Nous
apprenons que les frères Isola, que des ignorants
ont injustement confondus avec les Siamois, car ils sont, non pas jumeaux,
mais simplement jumelés, prennent la direction d'un théâtre
de luxe, portant le nom d'un grand statuaire, mais que nous ne désigneront
que par sa situation topographique proche la rue Pigalle.
Ce
théâtre n'a jamais eu de chance. Les frères Isola
non plus.
Cependant,
l'un et les autres avaient tout ce qu'il faut pour réussir dans
la vie parisienne : l'un la salle la plus ruisselante la machinerie
la plus savante la scène la plus pivotante, quoique le public
le plus rare, la collection de fours la plus caractérisée,
les faillites les plus confortables, les autres l'abord le plus sympathique,
les trocs les plus inédits, les guéridons les plus tournoyants,
mais jamais d'argent à partir du 25, malgré des tours
de passe-passe et les escamotages les moins intelligibles pour le spectateur,
mais aussi, les moins fertiles pour l'opérant.

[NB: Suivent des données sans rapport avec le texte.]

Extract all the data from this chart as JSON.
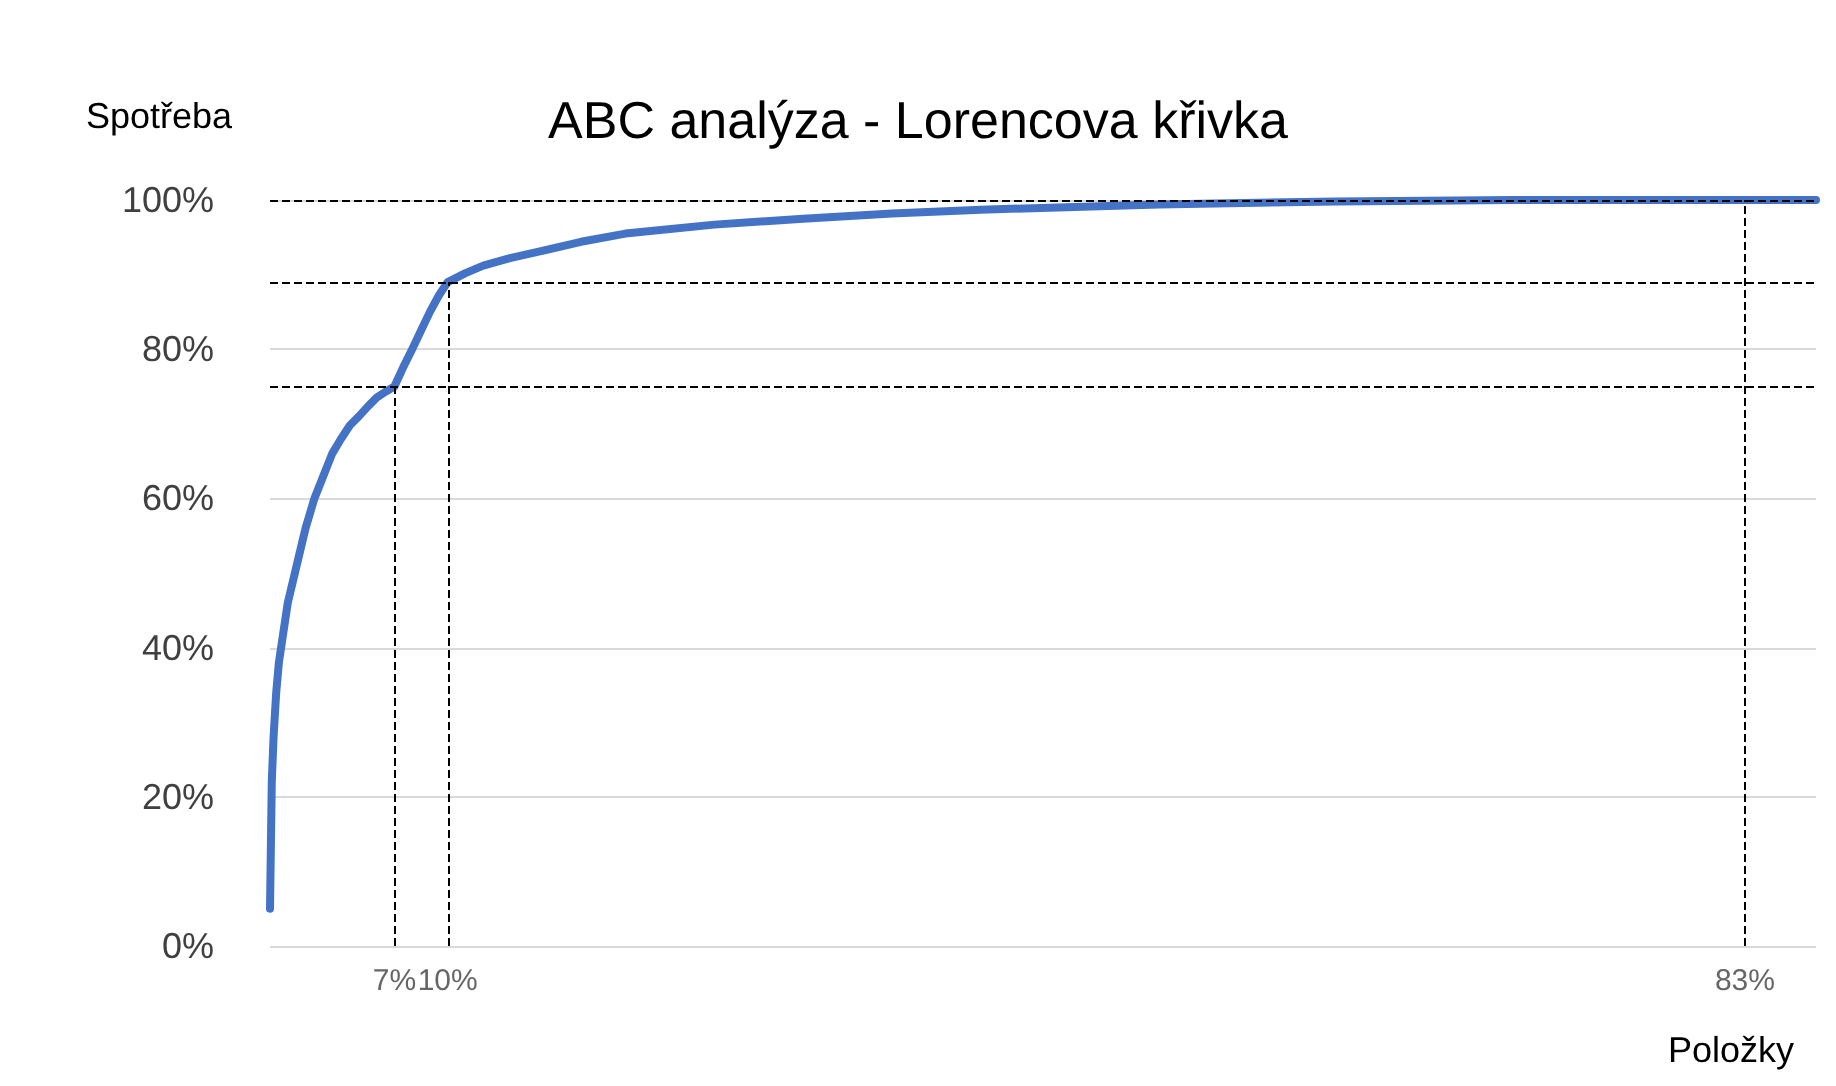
{
  "chart_data": {
    "type": "line",
    "title": "ABC analýza - Lorencova křivka",
    "xlabel": "Položky",
    "ylabel": "Spotřeba",
    "series": [
      {
        "color": "#4472c4",
        "x": [
          0,
          0.1,
          0.2,
          0.35,
          0.5,
          0.75,
          1,
          1.5,
          2,
          2.5,
          3,
          3.5,
          4,
          4.5,
          5,
          5.5,
          6,
          6.5,
          7,
          7.5,
          8,
          8.5,
          9,
          9.5,
          10,
          11,
          12,
          13.5,
          15,
          17.5,
          20,
          25,
          30,
          35,
          40,
          50,
          60,
          70,
          83,
          87
        ],
        "values": [
          5,
          22,
          28,
          34,
          38,
          42,
          46,
          51,
          56,
          60,
          63,
          66,
          68,
          69.8,
          71,
          72.3,
          73.5,
          74.3,
          75,
          77.6,
          80,
          82.5,
          85,
          87.2,
          89,
          90.2,
          91.2,
          92.2,
          93,
          94.4,
          95.5,
          96.7,
          97.5,
          98.2,
          98.7,
          99.4,
          99.8,
          100,
          100,
          100
        ]
      }
    ],
    "xlim": [
      0,
      87
    ],
    "ylim": [
      0,
      100
    ],
    "yticks": [
      {
        "value": 0,
        "label": "0%"
      },
      {
        "value": 20,
        "label": "20%"
      },
      {
        "value": 40,
        "label": "40%"
      },
      {
        "value": 60,
        "label": "60%"
      },
      {
        "value": 80,
        "label": "80%"
      },
      {
        "value": 100,
        "label": "100%"
      }
    ],
    "ref_lines": [
      {
        "axis": "x",
        "value": 7,
        "label": "7%",
        "line_style": "dashed",
        "color": "#000000"
      },
      {
        "axis": "x",
        "value": 10,
        "label": "10%",
        "line_style": "dashed",
        "color": "#000000"
      },
      {
        "axis": "x",
        "value": 83,
        "label": "83%",
        "line_style": "dashed",
        "color": "#000000"
      },
      {
        "axis": "y",
        "value": 75,
        "line_style": "dashed",
        "color": "#000000"
      },
      {
        "axis": "y",
        "value": 89,
        "line_style": "dashed",
        "color": "#000000"
      },
      {
        "axis": "y",
        "value": 100,
        "line_style": "dashed",
        "color": "#000000"
      }
    ],
    "grid": "y",
    "tick_labels": "y",
    "marker": "none",
    "line_style": "solid"
  }
}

Quand on songe, d'un côté aux difficultés
de l'élevage des éléphants et de l'autre que l'extraction
de plusieurs individus de cette espèce d'un simple dé
à coudre n'enrichit pas son auteur, il y a de quoi faire douter
de la gratitude de l'humanité !
Ainsi donc, d'une
part, un propriétaire milliardaire qui s'était acheté
jusqu'au nom de Pascal et qui ne parvenait pas à se ruiner, de
l'autre deux personnages d'un fort appréciable talent, mais qui
n'arrivaient jamais à joindre les deux bouts, même en tirant
tant qu'ils pouvaient. Ce qu'Alfred
Capus qui ne se foulait pas n'eût pas manqué d'appeler
la déveine.
Eh bien ! parions un dixième
contre le gros lot de la Loterie, qui est en puissance, au moment où
nous écrivons, dans quelqu'un de ces billets, aussi ignoré
qu'un saint peut l'être dans sa famille, parions que cette conjonction
tardive d'aujourd'hui va être heureuse, car elle guigne, pour
constituer une réussite, qui fait nécessairement penser
à d'autres frères, les frères tarots...
Le seul regret que
l'on puisse avoir est qu'elle ne se soit pas produite spontanément
et plus tôt. Mais le milliardaire eût-il jamais pensé
à mettre son beau théâtre vide à la merci
d'artistes capables de le remplir et doués de tout, sauf d'argent
liquide, et ceux-ci, isolationnistes par définition, eussent-ils
consenti à une sollicitation vraisemblablement vouée à
l'insuccès ?
Ils préférèrent
demander à l'Opéra-Comique, ce qui était
plus facile. puisqu'il n'appartenait qu'à l'État, et ils
l'obtinrent. n'ayant alors, à en croire ce qu'on nous a dit,
que quinze francs en poche, et ils y réussirent, parce que la
musique n'était pas leur spécialité Il faut se
défier des spécialités et l'universalité
des facultés de l'homme contemporain est, sans doute, la cause
de son succès indéfini dans presque tous les domaines....
Les frères Isola
vont donc débuter par une opérette, ce qui prouve qu'ils
n'ont pas de parti-pris, et ce qui serait tout à fait heureux
si cela décidait l'Opéra de nous donner bientôt
des tours de prestidigitation, plus corsés encore que dans "Faust".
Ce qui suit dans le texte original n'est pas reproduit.